The new law states that the T is allowed to raise fares, at its most frequent, once every two years, meaning that the soonest another round of hikes could go into effect is July 2014.

Fares may only be raised by a maximum average of 5 percent across the whole system, but how the T devises that average is up for debate: Some types of fares may increase more dramatically than others, a fact that officials are considering as they also hear proposals on implementing a youth or university discount pass.

On Wednesday, transportation officials said they were wary of putting any added burden on The Ride users. After the meeting, Scott acknowledged that the ticket increase for the paratransit service led to a more dramatic dropoff in ridership than T officials had imagined.

In public testimony at the beginning of the meeting, Barbara Mann, president of the North Shore chapter of the Massachusetts Senior Action Council, said transportation advocates had anticipated that senior citizens and disabled people would suffer significantly under the fare hikes. She cited the results of a report released last September by the Executive Office of Elder Affairs and the Massachusetts Office on Disability that surveyed more than 800 users of The Ride.

“Unfortunately, we were right. The hardship is severe, and the pain is real,” Mann said. “We have yet to hear a solution. It’s time to change that.”

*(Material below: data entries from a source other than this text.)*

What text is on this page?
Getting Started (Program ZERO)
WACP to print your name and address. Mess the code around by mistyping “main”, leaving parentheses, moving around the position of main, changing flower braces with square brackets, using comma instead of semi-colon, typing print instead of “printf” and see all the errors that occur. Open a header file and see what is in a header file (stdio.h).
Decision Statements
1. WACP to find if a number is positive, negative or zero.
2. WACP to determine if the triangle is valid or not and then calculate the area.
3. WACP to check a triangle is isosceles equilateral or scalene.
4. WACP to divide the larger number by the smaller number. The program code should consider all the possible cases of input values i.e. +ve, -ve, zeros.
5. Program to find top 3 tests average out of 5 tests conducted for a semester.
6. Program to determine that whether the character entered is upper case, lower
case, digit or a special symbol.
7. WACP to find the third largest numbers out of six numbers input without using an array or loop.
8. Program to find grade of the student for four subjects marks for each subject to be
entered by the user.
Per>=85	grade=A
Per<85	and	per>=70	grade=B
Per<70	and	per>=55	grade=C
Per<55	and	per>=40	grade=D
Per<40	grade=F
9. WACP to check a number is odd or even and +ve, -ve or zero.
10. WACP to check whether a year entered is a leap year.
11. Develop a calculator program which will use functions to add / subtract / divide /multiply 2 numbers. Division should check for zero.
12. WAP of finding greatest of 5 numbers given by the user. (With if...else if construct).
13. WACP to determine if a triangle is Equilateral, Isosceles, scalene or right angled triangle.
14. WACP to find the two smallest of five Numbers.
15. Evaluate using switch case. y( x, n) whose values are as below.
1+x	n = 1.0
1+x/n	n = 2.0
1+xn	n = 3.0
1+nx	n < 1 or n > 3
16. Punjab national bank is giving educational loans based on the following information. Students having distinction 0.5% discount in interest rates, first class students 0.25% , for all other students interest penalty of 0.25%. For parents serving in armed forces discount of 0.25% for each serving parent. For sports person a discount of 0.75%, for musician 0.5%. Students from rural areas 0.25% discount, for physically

As Mann spoke, more than a dozen audience members rose up in unison. Some held photos of senior citizens who had been impacted by the increases. Others carried signs citing the jarring statistics from the study that showed how people earning less than $2,000 per month had suffered since the hikes: 66.4 percent of Ride users reported limiting trips because of the increases and 22.4 percent said they cut back on filling medical prescriptions as a result of the more expensive tickets. Forty-four percent of all users of The Ride were spending less on groceries because of their need to finance the increased cost of transportation.

Janice Loux, a member of the Transportation Department board, said the T must ensure that any future fare increases refrain from further taxing The Ride users.

Transportation officials also discussed the possibility of implementing a tiered fare structure that would use a rider’s income level to determine the amount they would pay.

Also at Wednesday’s meeting, the Transportation Department’s board of directors voted to increase salaries for three top administrators by 3.5 percent.

Transportation Secretary Richard A. Davey said the raises awarded to Rachel Kaprielian, head of the Registry of Motor Vehicles, and Frank DePaola, administrator of the MassDOT Highway Division, were based on top-notch performance evaluations. Kaprielian’s salary will increase from $137,000 to $142,000, and DePaola’s salary will rise from $149,300 to $154,600.

Davey also sought a salary increase for Christopher Willenborg, administrator of the department’s Aeronautics Division, to put his salary on a par with similar positions at agencies around the country. Willenborg’s salary will increase from $114,000 to $118,000.